The fine print: How North Carolina charters are — secretly — lagging behind traditional public schools

The fine print: How North Carolina charters are — secretly — lagging behind traditional public schools

Did you know that student performance in North Carolina charter schools is increasingly falling behind traditional public schools?

Probably not. After all, that message was absent from state charter office Director Dave Machado’s presentation to the Board last week, nor will you find it in the related Charter Schools Annual Report submitted to the General Assembly by the N.C. Department of Public Instruction.

Yet charter school performance is increasingly lagging the performance of North Carolina’s traditional public schools. And the percentage of charter schools meeting or exceeding annual school growth is increasingly falling behind traditional public schools.

One would assume this information would be front and center in any discussion on performance of charter schools. After all, state law requires DPI’s charter school report to highlight charters’ impact on student performance. Yet there was no discussion at this week’s State Board meeting of this concerning trend.

Instead, Machado’s presentation provided a deceptive, overly-rosy slant on charter school performance. Rather than focusing on charter schools’ disappointing student growth, Machado spent seven slides focused on differences in charter and traditional school achievement levels. Such a presentation is knowingly deceptive though.

Achievement is highly correlated with socio-economic status, and North Carolina’s population of charter students is – on average – more affluent than their traditional school peers. Machado’s slides tell us more about what types of students are being taught in charter schools, rather than telling us how good of a job charters are doing educating those students.

Student growth offers a more accurate point of comparison for charter and traditional schools.

School growth scores take into account incoming students’ level of academic preparedness to allow apples-to-apples comparisons of how much learning is taking place in different schools. By incorporating prior performance, student growth is the best available measure for taking into account the different demographics of charter and traditional school students.

It’s not surprising that DPI leaders are underplaying charter schools’ disappointing performance. Until three years ago, the Charter Schools Annual Report was little noticed, often flying under the public radar.
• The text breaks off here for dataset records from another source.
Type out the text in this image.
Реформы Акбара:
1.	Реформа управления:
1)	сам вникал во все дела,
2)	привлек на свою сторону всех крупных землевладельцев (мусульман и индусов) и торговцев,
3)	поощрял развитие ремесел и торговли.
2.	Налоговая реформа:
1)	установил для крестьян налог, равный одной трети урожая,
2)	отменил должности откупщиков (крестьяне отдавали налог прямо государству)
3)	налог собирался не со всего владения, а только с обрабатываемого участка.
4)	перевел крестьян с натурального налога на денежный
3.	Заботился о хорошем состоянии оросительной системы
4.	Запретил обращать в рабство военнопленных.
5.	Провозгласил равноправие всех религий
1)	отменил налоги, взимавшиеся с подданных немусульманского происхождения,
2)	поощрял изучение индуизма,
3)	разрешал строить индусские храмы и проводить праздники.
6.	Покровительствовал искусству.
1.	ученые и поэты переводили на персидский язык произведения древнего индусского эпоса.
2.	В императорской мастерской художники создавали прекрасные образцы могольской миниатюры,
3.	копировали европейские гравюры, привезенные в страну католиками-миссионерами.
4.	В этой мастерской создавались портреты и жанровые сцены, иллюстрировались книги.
That changed in 2016, however, when Lt. Governor Dan Forest lambasted DPI staff for presenting a report that “did not have a lot of positive things to say” about charter schools.

The lieutenant governor’s message has clearly been heeded by present-day leadership.

Unfortunately, suppressing negative information on charters allows policymakers to avoid any reflection on how their policy decisions may be negatively impacting the performance of students in charter schools. A deeper dive into charter school growth scores reveals that the poor performance of charters is largely being driven by schools operating for five years or less.

Poor performance of recently-created charter schools is the foreseeable consequence of unfettered charter growth, the weakening of charter approval and oversight, and cuts to DPI that left the agency unable to provide schools (both charter and traditional) with needed technical assistance. Not coincidentally, these policy changes have all been supported by Lt. Governor Forest.

If the Charter Schools Annual Report weren’t written under political pressure to be so positive, Forest might actually be forced to confront some of his policy decisions — decisions that we can now see are increasingly leaving students under-served in North Carolina’s charters.